The pen may be mightier than the sword — but it’s not always faster than a real-estate developer with a concrete truck.
The city is aiming to use a stroke of a pen to limit the size of new buildings on many blocks in Carroll Gardens, but it doesn’t look like the new zoning will be approved in time to force developer Billy Stein to reduce the scale of his controversial Smith Street project.
All Stein has to do is pour the concrete in the foundation of his proposed seven-story apartment building at the corner of Second Place before a Department of City Planning zoning change can be approved by the City Council.
The zoning change in question is a reclassification of many streets with the famous front-yard gardens from a “wide” boulevard to a “narrow” street, which permits lower maximum height and density.

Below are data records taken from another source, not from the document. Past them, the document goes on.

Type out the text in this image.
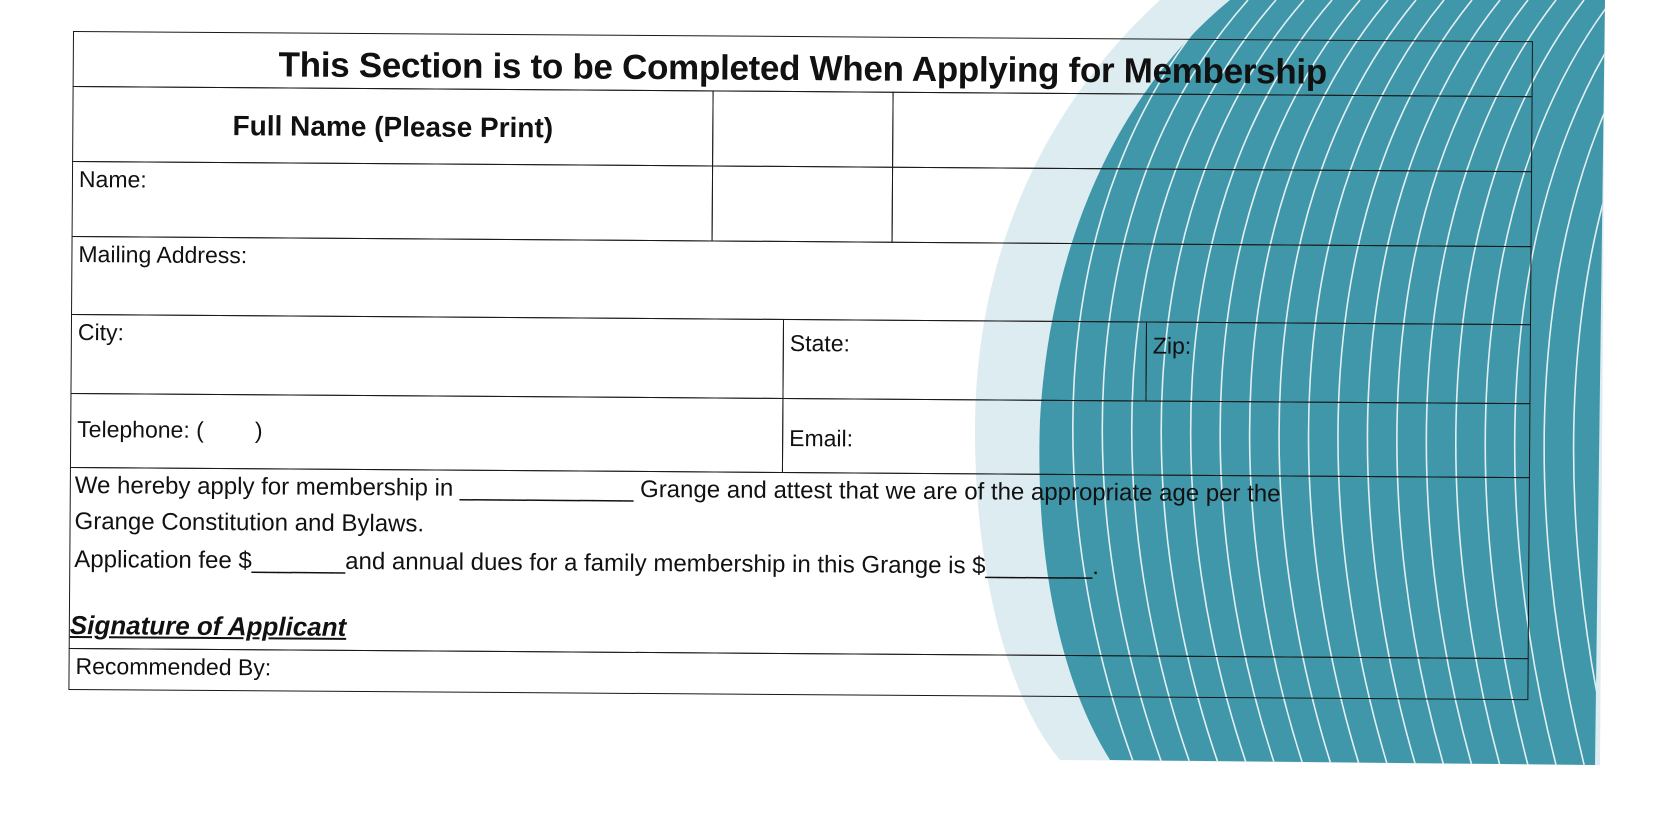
This Section is to be Completed When Applying for Membership
Full Name (Please Print)
Name:
Mailing Address:
City:	State:	Zip:
Telephone: (        )	Email:
We hereby apply for membership in _____________ Grange and attest that we are of the appropriate age per the
Grange Constitution and Bylaws.
Application fee $_______and annual dues for a family membership in this Grange is $________.
Signature of Applicant
Recommended By:
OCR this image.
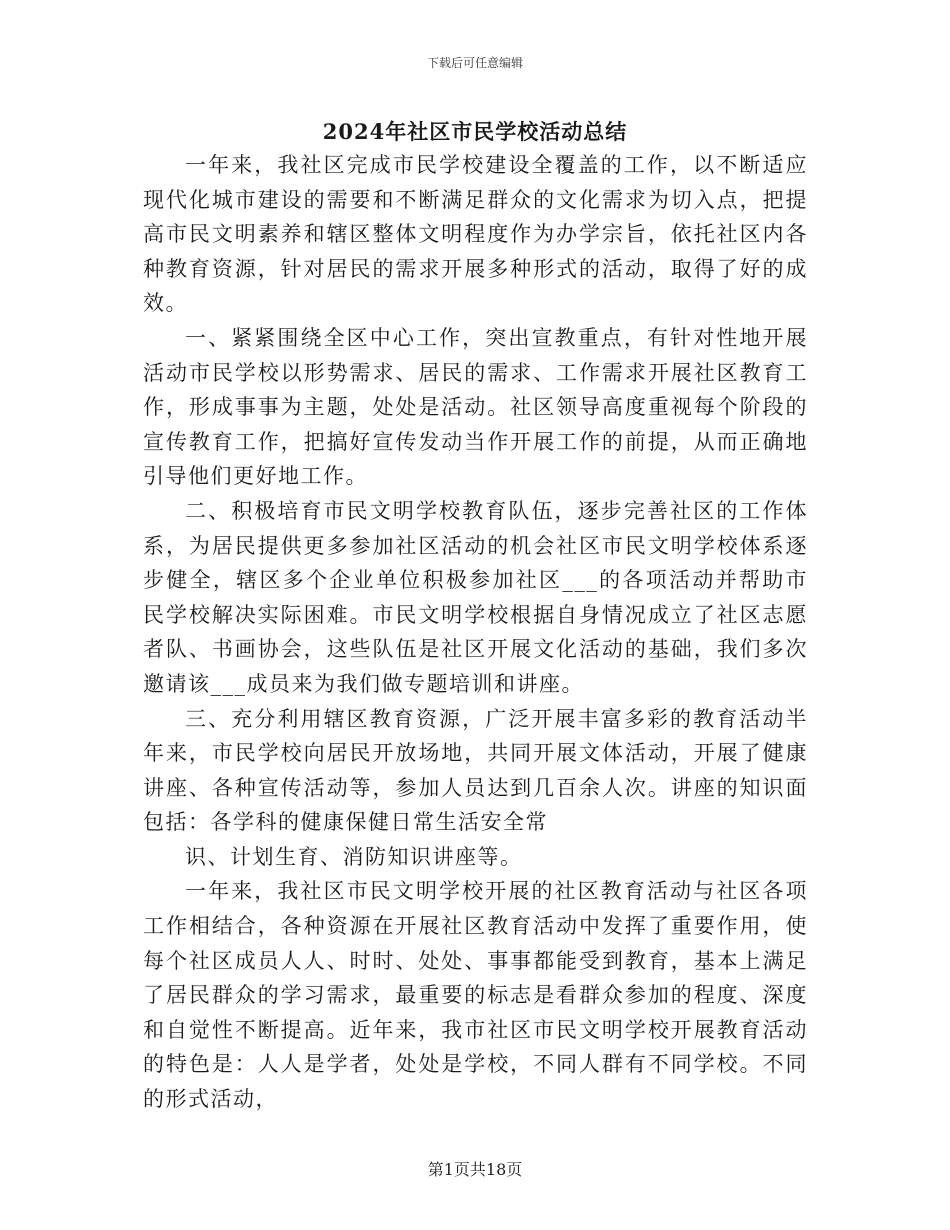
下载后可任意编辑
2024年社区市民学校活动总结

一年来，我社区完成市民学校建设全覆盖的工作，以不断适应现代化城市建设的需要和不断满足群众的文化需求为切入点，把提高市民文明素养和辖区整体文明程度作为办学宗旨，依托社区内各种教育资源，针对居民的需求开展多种形式的活动，取得了好的成效。

一、紧紧围绕全区中心工作，突出宣教重点，有针对性地开展活动市民学校以形势需求、居民的需求、工作需求开展社区教育工作，形成事事为主题，处处是活动。社区领导高度重视每个阶段的宣传教育工作，把搞好宣传发动当作开展工作的前提，从而正确地引导他们更好地工作。

二、积极培育市民文明学校教育队伍，逐步完善社区的工作体系，为居民提供更多参加社区活动的机会社区市民文明学校体系逐步健全，辖区多个企业单位积极参加社区___的各项活动并帮助市民学校解决实际困难。市民文明学校根据自身情况成立了社区志愿者队、书画协会，这些队伍是社区开展文化活动的基础，我们多次邀请该___成员来为我们做专题培训和讲座。

三、充分利用辖区教育资源，广泛开展丰富多彩的教育活动半年来，市民学校向居民开放场地，共同开展文体活动，开展了健康讲座、各种宣传活动等，参加人员达到几百余人次。讲座的知识面包括：各学科的健康保健日常生活安全常

识、计划生育、消防知识讲座等。

一年来，我社区市民文明学校开展的社区教育活动与社区各项工作相结合，各种资源在开展社区教育活动中发挥了重要作用，使每个社区成员人人、时时、处处、事事都能受到教育，基本上满足了居民群众的学习需求，最重要的标志是看群众参加的程度、深度和自觉性不断提高。近年来，我市社区市民文明学校开展教育活动的特色是：人人是学者，处处是学校，不同人群有不同学校。不同的形式活动，

第1页共18页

Residents, who have been critical of Stein’s project because of its bulk, original metallic façade — since redrawn — and absorption of part of the plaza outside the adjacent Carroll Street F-train station, say they are not hopeful that the project can but cut down.
“It would take lightning speed of the [City] Council,” for the zoning change to take effect before the building’s foundation is laid, said Gary Reilly, a member of the Carroll Gardens Neighborhood Association.
According to Stein’s “Oliver House” Web site, workers are currently constructing the foundation at the property, which once used the address 360 Smith St., but now exists as 131 Second Pl. Stein did not respond to requests to provide a timeline for the project, but did say, in a statement, “I am hopeful that any action taken by City Planning will not impair or delay the completion [of] this desirable project.”
Redefining the streets must be reviewed by two Council committees before being voted on by the full body, a process that could take months. It takes far less time to pour a foundation, which is the city requirement for a project to be considered underway under existing zoning.